Menurut dokumentasi resmi Lenze, c250-S menyediakan solusi terintegrasi untuk teknologi keselamatan sekaligus kebutuhan kontrol dan drive pada sebuah modul mesin. Komunikasi sistem menggunakan EtherCAT, sementara c250-S berfungsi sebagai EtherCAT slave dan FSoE master.

Salah satu kode produk yang terkait langsung dengan perangkat ini adalah C25BAYSQ. Dalam dokumentasi Lenze, C25BAYSQ secara khusus diidentifikasi sebagai modul Safety Controllers c250-S.
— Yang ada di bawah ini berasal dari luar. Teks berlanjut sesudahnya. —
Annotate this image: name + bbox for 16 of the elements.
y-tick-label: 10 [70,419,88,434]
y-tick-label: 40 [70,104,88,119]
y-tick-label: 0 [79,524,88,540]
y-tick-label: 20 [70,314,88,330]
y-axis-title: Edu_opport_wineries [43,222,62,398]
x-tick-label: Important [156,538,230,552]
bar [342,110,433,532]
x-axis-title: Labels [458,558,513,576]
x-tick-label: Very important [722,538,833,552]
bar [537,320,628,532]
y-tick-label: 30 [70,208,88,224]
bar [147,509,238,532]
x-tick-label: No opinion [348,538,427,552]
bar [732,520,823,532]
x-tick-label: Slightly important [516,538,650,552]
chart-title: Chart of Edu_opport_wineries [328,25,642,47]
Keberadaan controller keselamatan seperti c250-S sangat penting pada mesin modern. Ketika mesin memiliki area bergerak, Motor, servo drive, pintu pengaman, emergency stop, light curtain, atau perangkat keselamatan lainnya, sistem kontrol harus mampu mendeteksi kondisi berbahaya dan membawa mesin menuju kondisi aman.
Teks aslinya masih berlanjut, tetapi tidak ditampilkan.